Réhabilitation du Calendrier agraire amaziɣ (par Djamel Mechehed)
Posté par Rabah Naceri le 8 février 2019
Au cours de notre parcours, il nous arrive de découvrir des chercheurs, des poètes, des écrivains, des génies dans différents secteurs de la vie courante parce que la presse écrite et/ou les médias audio-visuels ont contribué à nous les faire découvrir. Il en est d’autres, discrets voire même très effacés, continuent, avec beaucoup d’humilité, leurs recherches sans trop attirer l’attention des médias.
Aujourd’hui, j’ai envie de contribuer à présenter au grand public un grand Monsieur qui a fait un fabuleux travail portant sur la réhabilitation du calendrier agraire amaziɣ. Il s’agit de notre ami Djamel Mechehed, un enfant de notre wilaya.

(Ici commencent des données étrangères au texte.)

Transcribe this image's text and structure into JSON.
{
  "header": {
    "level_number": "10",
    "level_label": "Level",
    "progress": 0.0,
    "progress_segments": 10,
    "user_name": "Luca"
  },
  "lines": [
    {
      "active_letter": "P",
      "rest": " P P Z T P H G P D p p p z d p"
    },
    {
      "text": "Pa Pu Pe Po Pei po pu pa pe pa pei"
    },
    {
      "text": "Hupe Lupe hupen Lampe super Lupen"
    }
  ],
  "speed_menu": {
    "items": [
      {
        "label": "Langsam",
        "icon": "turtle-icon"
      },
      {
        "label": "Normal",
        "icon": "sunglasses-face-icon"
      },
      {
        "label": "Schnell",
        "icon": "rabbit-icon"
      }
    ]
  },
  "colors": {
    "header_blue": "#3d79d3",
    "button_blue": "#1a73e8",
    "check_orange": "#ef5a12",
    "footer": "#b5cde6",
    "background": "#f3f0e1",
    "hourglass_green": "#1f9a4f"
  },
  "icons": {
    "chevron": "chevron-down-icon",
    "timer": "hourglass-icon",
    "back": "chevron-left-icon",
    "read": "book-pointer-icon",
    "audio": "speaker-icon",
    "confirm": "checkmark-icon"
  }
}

Comme nous le savons tous, le calendrier agraire amaziɣ est sérieusement menacé de disparition parce que très peu d’intérêt a été accordé par les pouvoirs publics à ce trésor de la culture et de la civilisation millénaire amaziɣ. C’est sur la base de ce constat que notre ami Djamel Mechehed a décidé de s’investir sur ce projet qui lui a pris près de dix (10) années de recherches en s’appuyant sur des manuscrits inédits et le riche enseignement de feu son père, at-irham rebbi.
———————–
Je vous reprends ci-dessous le contenu intégral du document qu’il a bien voulu me transmettre et pour lequel je le remercie vivement;
Le calendrier amaziɣ
Les amaziɣ antiques avaient un calendrier agraire basé à la fois sur les changements des saisons et les différents cycles de la végétation. En effet, la connaissance du climat et sa prévision occupent une place importante chez les amaziɣ en termes de savoir-faire (l’observation astronomique, de la mesure du temps, du système d’organisation des activités agraires, de proverbes et de dictons, l’hygiène de vie, la diététique, le codage mnémonique du calendrier, etc).
L’année est divisée en quatre-saisons, et composé de 365 jours et 1 /4, la division de l’année est probablement inspirée du calendrier Alexandrin. A l’arrivée des Romains, un autre calendrier solaire, dit Julien, allait se substituer au calendrier autochtone de l’Afrique du Nord, avec la réforme julienne (par Jules César en 46 avant J.-C).
Il faut rappeler que les noms des douze mois de l’année, des deux calendriers, agraire et savant berbéro-maghrébin sont dérivés du calendrier latin : Yennayer, (Januarius), Furar (Februarius), Meyres (Martius), Yebrir (Aprilis), Mayu (Maîus), Yunyu (Junius), Yulyu (Julius), Ġuct (Augustus), Štembeṛ (September), Utubeṛ (Otober), Nunbeṛ (November), ḏuǧembeṛ (December).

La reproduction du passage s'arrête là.